Reprinted from Consortium News
(image by (Photo from Casa Rosada)) DMCA
Here in Lexington federal prison's Atwood Hall, squinting through the front doorway, I spotted a rust-red horse swiftly cantering across a nearby field. The setting sun cast a glow across the grasses and trees as the horse sped past.
"Reminds me of the Pope," I murmured to no one in particular. "What's that?" Tiza asked. I tried to explain that once, when I asked a close friend his opinion of the Pope, shortly after Catholic bishops had elected Pope Francis, my friend had said, "The horse is out of the stable! And galloping."
In September 2015, Pope Francis will visit New York City, Washington, D.C. and Philadelphia. Tiza and I wondered if he would visit a prison.
"If he does, he should come here," Tiza insisted, "and not go to some showcase place!"
I don't think he'll be able to put Kentucky on his agenda, but it's not outlandish to imagine the Pope visiting a U.S. prison. He consistently emphasizes our chance to choose the works of mercy rather than the works of war: to visit those who are sick, those who are in prison; to feed the hungry, clothe the naked, bury the dead. Never to turn our heads, say "it was their own damn fault"; never to choose wars and weapons, the burning of fields, destruction of homes, slaughter of the living.
Women here pray for the Pope every week, their prayers guided by a Jesuit priest, a tall, balding man with a long, white beard and a kindly manner. "He's the one who looks like a mountain man," Tiza once told me.
At the beginning of a 40-day season of atonement called Lent, the priest's message was stark and simple: "Our world is very sick." He asked the women before him to recall how each might feel, as a mother, if her child is sick. "Nothing else matters," said the priest. "You're focused on your child."
He urged us to focus on healing an ailing world with just as much fervor. Following his words, we joined in prayer for the Pope, a symbol of unity, collecting our desires for a world at peace, where people's basic needs are met and all children can thrive.
A few evenings later, while walking up the stairs toward my third-floor room, I heard a woman wailing. "Not my baby!" she cried, in pure anguish. "Not my baby!" She had collapsed to the floor in the middle of a phone call telling her that her four-year-old child had been rushed to the hospital, unconscious. Her closest friends were soon at her side, holding her, soothing her.

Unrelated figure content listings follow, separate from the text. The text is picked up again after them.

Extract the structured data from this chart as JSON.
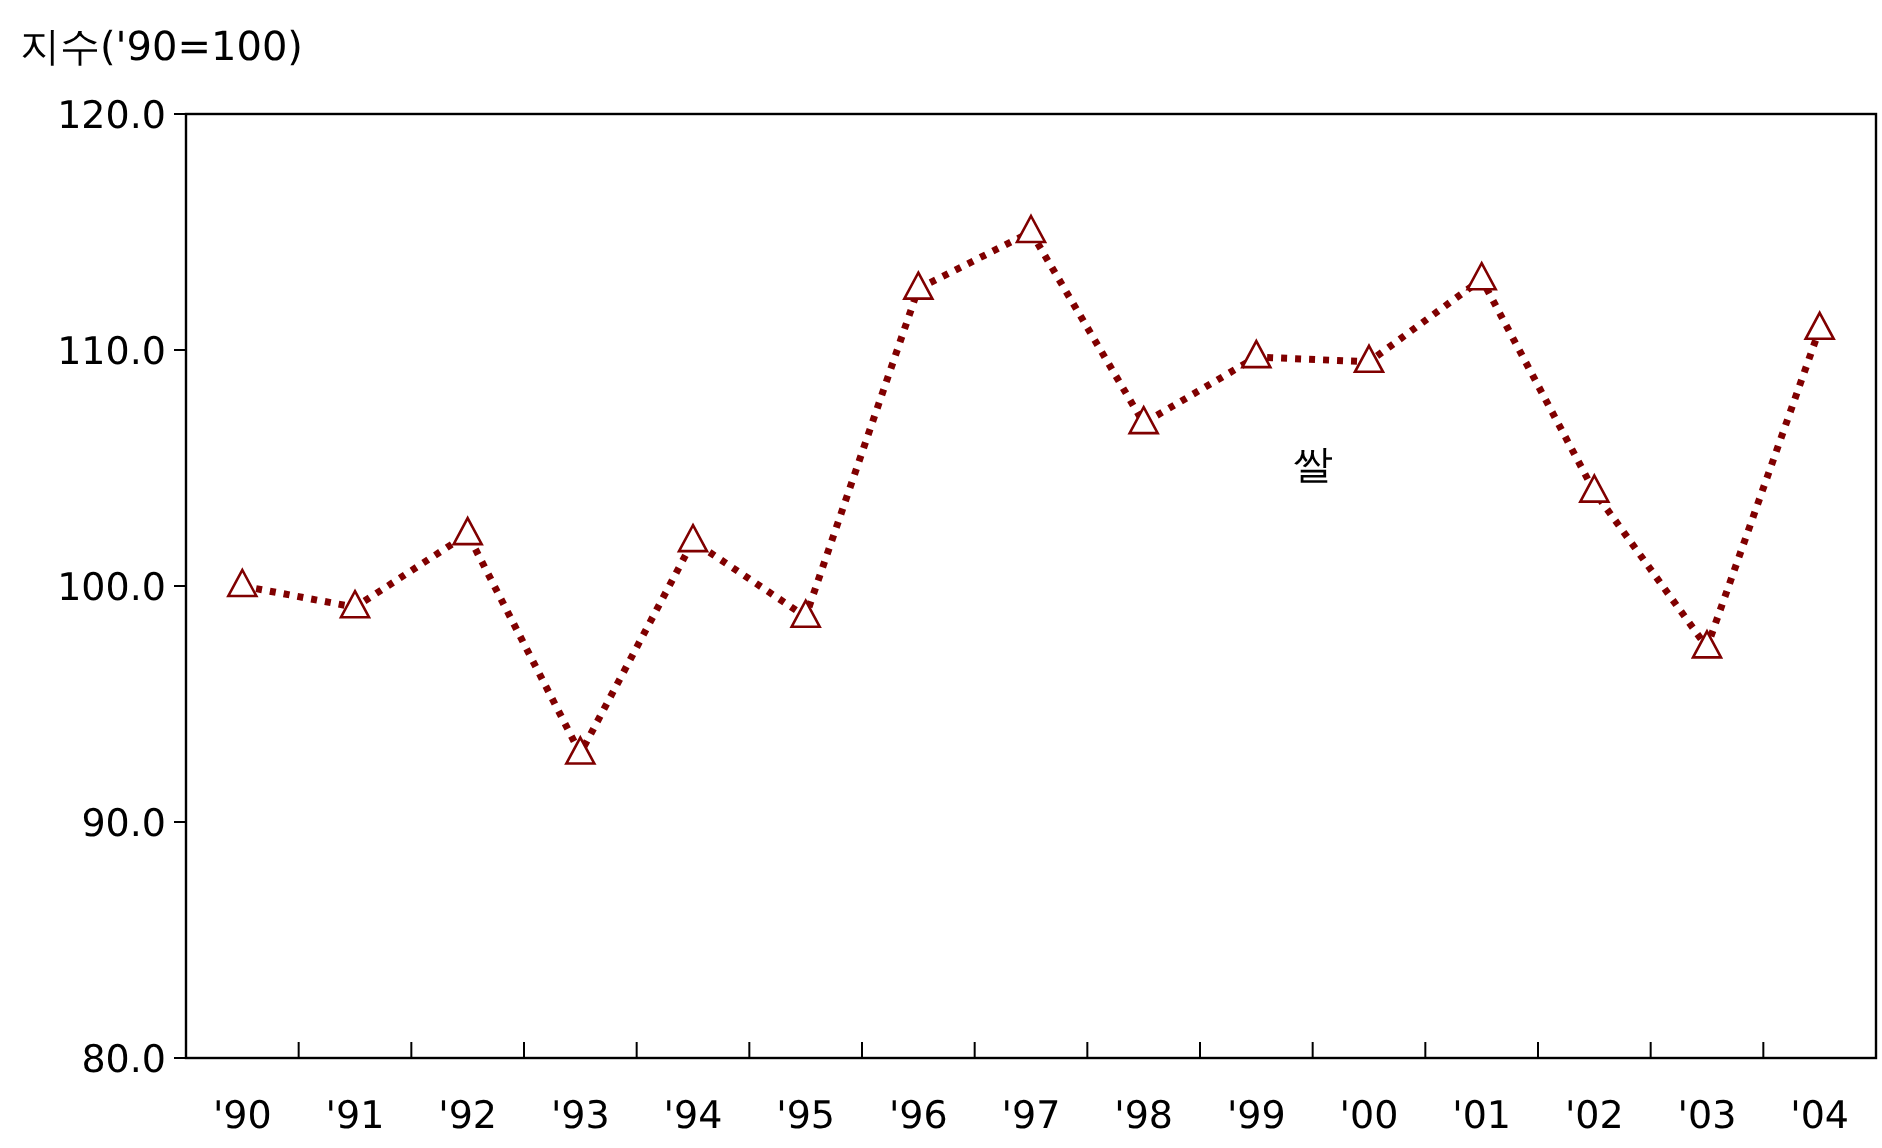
{
  "chart_data": {
    "type": "line",
    "ylabel": "지수('90=100)",
    "categories": [
      "'90",
      "'91",
      "'92",
      "'93",
      "'94",
      "'95",
      "'96",
      "'97",
      "'98",
      "'99",
      "'00",
      "'01",
      "'02",
      "'03",
      "'04"
    ],
    "series": [
      {
        "name": "쌀",
        "color": "#800000",
        "values": [
          100.0,
          99.1,
          102.2,
          92.9,
          101.9,
          98.7,
          112.6,
          115.0,
          106.9,
          109.7,
          109.5,
          113.0,
          104.0,
          97.4,
          110.9
        ]
      }
    ],
    "ylim": [
      80,
      120
    ],
    "yticks": [
      {
        "value": 80,
        "label": "80.0"
      },
      {
        "value": 90,
        "label": "90.0"
      },
      {
        "value": 100,
        "label": "100.0"
      },
      {
        "value": 110,
        "label": "110.0"
      },
      {
        "value": 120,
        "label": "120.0"
      }
    ],
    "marker": "triangle",
    "line_style": "dotted",
    "grid": false,
    "legend": false
  }
}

Word spread through the prison. After the 9:00 PM "count," women did what they could. Dozens of women filled the first-floor chapel, praying for hours for the prisoner, for her child, for the child's caregivers, for the hospital personnel. Word arrived, the next day, that the child had regained consciousness.
The good priest had chosen a metaphor that women here could readily understand. Gypsi, one of my roommates, saves her funds for phone calls, twice a week, with her small daughters, age 3 and 5. Prisoners can make 15-minute calls, at 21 cents per minute.

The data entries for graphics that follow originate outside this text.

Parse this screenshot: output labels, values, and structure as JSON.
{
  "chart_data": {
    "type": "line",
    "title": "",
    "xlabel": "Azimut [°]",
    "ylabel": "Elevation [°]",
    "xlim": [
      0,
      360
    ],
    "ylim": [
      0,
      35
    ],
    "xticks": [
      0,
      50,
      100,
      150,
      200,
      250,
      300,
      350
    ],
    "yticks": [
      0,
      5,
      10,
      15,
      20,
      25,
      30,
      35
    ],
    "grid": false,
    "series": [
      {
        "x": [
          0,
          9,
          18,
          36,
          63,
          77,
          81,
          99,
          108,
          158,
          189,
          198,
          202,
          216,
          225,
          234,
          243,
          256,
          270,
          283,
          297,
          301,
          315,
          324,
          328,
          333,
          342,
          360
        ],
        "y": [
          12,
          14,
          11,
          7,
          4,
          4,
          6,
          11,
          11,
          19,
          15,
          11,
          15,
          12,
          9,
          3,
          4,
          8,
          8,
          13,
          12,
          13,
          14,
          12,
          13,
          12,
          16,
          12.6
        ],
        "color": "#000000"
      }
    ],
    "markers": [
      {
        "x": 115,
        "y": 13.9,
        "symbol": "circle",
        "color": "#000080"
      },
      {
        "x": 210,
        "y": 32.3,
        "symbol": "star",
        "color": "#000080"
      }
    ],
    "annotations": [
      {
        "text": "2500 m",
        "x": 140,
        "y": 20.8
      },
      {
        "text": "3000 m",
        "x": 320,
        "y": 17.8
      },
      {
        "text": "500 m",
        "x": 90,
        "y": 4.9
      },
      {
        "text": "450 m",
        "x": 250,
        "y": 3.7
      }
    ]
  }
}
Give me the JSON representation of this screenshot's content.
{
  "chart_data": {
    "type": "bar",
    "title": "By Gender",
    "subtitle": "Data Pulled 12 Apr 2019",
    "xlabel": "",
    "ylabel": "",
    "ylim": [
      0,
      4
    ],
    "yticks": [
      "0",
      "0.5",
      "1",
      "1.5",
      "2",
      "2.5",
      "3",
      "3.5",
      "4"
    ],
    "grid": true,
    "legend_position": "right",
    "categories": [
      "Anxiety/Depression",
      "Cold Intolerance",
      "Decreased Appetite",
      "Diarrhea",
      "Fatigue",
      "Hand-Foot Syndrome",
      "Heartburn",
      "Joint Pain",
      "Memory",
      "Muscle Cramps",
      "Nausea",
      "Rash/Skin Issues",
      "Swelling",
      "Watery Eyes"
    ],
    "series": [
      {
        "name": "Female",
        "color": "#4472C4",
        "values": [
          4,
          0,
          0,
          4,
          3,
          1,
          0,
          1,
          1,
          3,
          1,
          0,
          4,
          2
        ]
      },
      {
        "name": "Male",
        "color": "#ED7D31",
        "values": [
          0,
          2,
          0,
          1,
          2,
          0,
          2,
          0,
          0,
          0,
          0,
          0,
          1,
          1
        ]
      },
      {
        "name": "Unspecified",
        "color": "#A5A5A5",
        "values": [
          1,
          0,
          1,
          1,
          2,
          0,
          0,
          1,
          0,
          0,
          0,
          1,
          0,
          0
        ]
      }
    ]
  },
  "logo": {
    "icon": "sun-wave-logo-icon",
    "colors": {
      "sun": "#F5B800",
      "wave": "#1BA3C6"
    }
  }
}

One night, Gypsi came back from her call, red-eyed but smiling. Meekah, her younger daughter, can trade song verses with Gypsi. "Momma, let's sing one more!" Meekah had cried. "Please sing another song!" But, instead, a loud beep signaled that the call was over.
I just finished reading an exquisite book, Yashar Kemal's Memed My Hawk (2005, NYRB Classics 50th Anniversary Edition), with a subplot about two women wrongfully imprisoned. Iraz thinks longingly of her son Riza, while Hatche remembers Memed, the young love of her life.
"As the days passed, Iraz and Hatche" shared everything, including their troubles. Hatche knew Riza's height, his black eyes, his slim fingers, his dancing, his childhood, what he had done as a child, with what trouble Iraz had brought him up, the whole story" down to the last detail, as if she had lived through and seen it all herself. It was the same with Iraz. She too knew everything about Memed, from the day he and Hatche had first played together as children."
Yes, it's like that among women in prison. Tremendous focus. And yet, as Kemal adds, "Anyone going to prison for the first time is confused on entering so different a world. One feels lost in an endless forest, far away, as if all ties with the earth, with home and family, friends and loved ones, with everything, have been broken. It is also like sinking into a deep and desolate emptiness."